03 Feb 2009, 1:52 a.m.

That's Webtertainment

Hi, reader. I wrote this in 2009 and it's now more than five years old. So it may be very out of date; the world, and I, have changed a lot since I wrote it! I'm keeping this up for historical archive purposes, but the me of today may 100% disagree with what I said then. I rarely edit posts after publishing them, but if I do, I usually leave a note in italics to mark the edit and the reason. If this post is particularly offensive or breaches someone's privacy, please contact me.

I'm in Boston this week, probably till Sunday the 8th or so.

When I couchsurf, I want to entertain my hosts. Evidently I do this by foisting fun web videos that haven't really made the rounds, like Target Women, Drunk History, ROTOTRON CORNBOBBER, and the "Wishmaster" mondegreens.

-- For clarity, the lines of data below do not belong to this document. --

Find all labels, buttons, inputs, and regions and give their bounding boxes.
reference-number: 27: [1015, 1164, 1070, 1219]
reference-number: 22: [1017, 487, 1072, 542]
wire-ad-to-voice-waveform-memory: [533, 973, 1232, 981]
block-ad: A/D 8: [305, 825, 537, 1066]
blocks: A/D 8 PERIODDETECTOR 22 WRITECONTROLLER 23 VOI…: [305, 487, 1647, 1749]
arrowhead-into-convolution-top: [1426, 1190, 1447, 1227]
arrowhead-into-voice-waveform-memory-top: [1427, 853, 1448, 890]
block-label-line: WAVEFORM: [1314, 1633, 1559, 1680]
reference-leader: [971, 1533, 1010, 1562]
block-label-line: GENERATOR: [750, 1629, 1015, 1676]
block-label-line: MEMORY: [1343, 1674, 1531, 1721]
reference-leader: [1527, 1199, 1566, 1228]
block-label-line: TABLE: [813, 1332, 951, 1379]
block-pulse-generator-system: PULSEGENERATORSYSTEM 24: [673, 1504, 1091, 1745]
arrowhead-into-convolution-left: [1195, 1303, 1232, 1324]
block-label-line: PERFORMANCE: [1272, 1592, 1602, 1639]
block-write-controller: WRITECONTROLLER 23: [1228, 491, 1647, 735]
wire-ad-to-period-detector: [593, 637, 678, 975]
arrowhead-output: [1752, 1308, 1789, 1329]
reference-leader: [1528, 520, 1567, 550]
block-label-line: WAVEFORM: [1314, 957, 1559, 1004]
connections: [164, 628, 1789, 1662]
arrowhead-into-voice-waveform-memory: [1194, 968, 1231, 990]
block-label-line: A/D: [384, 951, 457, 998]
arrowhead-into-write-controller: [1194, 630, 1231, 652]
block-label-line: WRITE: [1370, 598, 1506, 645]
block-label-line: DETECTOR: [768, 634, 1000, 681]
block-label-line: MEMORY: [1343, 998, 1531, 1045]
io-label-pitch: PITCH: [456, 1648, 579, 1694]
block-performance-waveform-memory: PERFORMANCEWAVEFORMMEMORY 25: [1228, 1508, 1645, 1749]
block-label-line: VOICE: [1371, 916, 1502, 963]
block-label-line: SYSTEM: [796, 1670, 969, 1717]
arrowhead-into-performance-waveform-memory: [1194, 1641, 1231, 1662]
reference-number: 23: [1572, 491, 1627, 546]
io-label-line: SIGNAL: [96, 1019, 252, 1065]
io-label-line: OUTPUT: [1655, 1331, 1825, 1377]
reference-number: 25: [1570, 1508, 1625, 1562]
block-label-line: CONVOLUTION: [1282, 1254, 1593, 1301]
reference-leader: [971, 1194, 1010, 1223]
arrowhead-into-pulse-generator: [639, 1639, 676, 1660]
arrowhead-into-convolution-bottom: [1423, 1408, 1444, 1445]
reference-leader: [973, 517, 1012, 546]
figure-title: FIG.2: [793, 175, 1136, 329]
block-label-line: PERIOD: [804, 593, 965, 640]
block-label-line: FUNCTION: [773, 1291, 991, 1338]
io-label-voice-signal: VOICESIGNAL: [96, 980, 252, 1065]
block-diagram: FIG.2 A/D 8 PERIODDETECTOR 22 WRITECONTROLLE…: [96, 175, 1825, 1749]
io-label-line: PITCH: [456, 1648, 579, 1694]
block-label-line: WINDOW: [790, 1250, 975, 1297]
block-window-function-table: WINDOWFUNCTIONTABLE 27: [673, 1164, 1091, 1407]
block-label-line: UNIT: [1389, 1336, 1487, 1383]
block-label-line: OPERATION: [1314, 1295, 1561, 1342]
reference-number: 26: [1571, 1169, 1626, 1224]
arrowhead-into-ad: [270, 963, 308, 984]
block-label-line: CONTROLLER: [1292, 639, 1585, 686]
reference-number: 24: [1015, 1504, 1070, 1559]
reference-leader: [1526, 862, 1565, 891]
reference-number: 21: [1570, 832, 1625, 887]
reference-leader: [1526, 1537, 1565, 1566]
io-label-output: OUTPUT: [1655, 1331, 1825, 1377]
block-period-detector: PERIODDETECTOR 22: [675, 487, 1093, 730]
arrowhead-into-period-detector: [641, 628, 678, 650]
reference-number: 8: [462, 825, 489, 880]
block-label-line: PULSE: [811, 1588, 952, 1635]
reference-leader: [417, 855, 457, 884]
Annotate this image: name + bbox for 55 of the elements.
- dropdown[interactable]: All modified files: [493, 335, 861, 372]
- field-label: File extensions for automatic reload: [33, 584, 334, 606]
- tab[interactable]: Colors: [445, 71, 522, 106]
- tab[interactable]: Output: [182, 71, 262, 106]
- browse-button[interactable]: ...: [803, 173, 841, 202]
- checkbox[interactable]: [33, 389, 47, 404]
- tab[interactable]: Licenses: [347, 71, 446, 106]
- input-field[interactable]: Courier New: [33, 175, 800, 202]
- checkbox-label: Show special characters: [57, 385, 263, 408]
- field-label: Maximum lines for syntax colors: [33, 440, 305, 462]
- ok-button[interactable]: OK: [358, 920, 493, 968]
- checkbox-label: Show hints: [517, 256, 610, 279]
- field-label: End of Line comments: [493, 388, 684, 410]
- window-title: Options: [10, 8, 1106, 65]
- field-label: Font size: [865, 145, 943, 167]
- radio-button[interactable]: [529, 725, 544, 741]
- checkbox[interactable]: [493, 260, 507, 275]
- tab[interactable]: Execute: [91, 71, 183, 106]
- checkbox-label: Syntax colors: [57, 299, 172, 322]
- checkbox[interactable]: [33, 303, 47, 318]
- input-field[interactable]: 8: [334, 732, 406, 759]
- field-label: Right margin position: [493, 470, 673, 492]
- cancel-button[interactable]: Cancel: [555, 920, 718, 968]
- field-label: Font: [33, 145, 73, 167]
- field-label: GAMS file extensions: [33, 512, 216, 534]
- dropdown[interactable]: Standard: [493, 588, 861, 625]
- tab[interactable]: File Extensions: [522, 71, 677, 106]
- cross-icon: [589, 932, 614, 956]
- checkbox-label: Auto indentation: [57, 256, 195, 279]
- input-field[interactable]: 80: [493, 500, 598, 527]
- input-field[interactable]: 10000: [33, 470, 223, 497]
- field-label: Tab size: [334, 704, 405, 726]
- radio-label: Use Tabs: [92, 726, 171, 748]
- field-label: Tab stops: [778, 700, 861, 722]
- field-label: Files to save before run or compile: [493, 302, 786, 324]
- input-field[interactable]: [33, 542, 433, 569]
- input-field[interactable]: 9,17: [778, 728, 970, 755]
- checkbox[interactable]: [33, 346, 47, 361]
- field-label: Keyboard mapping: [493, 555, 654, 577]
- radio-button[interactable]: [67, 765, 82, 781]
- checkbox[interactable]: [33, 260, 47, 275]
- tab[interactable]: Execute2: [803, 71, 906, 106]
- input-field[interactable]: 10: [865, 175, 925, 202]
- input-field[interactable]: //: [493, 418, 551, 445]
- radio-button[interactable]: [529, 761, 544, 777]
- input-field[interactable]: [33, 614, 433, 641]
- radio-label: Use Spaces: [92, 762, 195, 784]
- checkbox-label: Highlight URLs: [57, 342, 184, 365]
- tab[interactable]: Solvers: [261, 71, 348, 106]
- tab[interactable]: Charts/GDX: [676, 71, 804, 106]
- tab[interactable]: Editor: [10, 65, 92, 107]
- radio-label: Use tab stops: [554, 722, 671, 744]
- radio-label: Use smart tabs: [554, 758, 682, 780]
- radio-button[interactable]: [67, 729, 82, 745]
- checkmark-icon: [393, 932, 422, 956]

Ever since Leonard built the PVR at our place, it's easier to make our guests watch these little show-and-tell bits. It's also way easier to play music (once I configured some stuff), and to watch TV en masse with automatic closed-caption activation and the skip-this-entire-commercial-break button (again, do some digging).

TiVo cost about $10/month; with MythTV, once you build the box, the channel listing service costs like $20 a year and that's it. And it's also a Linux box suitable for Songbird/Banshee, Hulu and Miro use, which is awesome. However, it breaks and doesn't record scheduled programs about once a month these days, in that frustrating open-sourcey-desktop-appy way. TiVo perhaps had this problem twice in several years of faithful service. So perhaps I should think of TV I like as a "river of entertainment," similar to the "river of news" model that info-use self-help types suggest RSS users adopt: you dip into it whenever you want, but don't get neurotic and completist.

However, Hulu makes it very easy to be a completist about most of my favorite shows. If MythTV falls down on the job, I can just alt-tab to Firefox and watch Colbert, Stewart, and Battlestar via Hulu. Unskippable commercials, worse UI, no closed captions most of the time, but there instead of not.

An exception: Leverage on TNT, which is not yet on Hulu. I want to view Leverage mainly so that I can read John Rogers's posts about it when they show up in my RSS reader. Because I am a completist.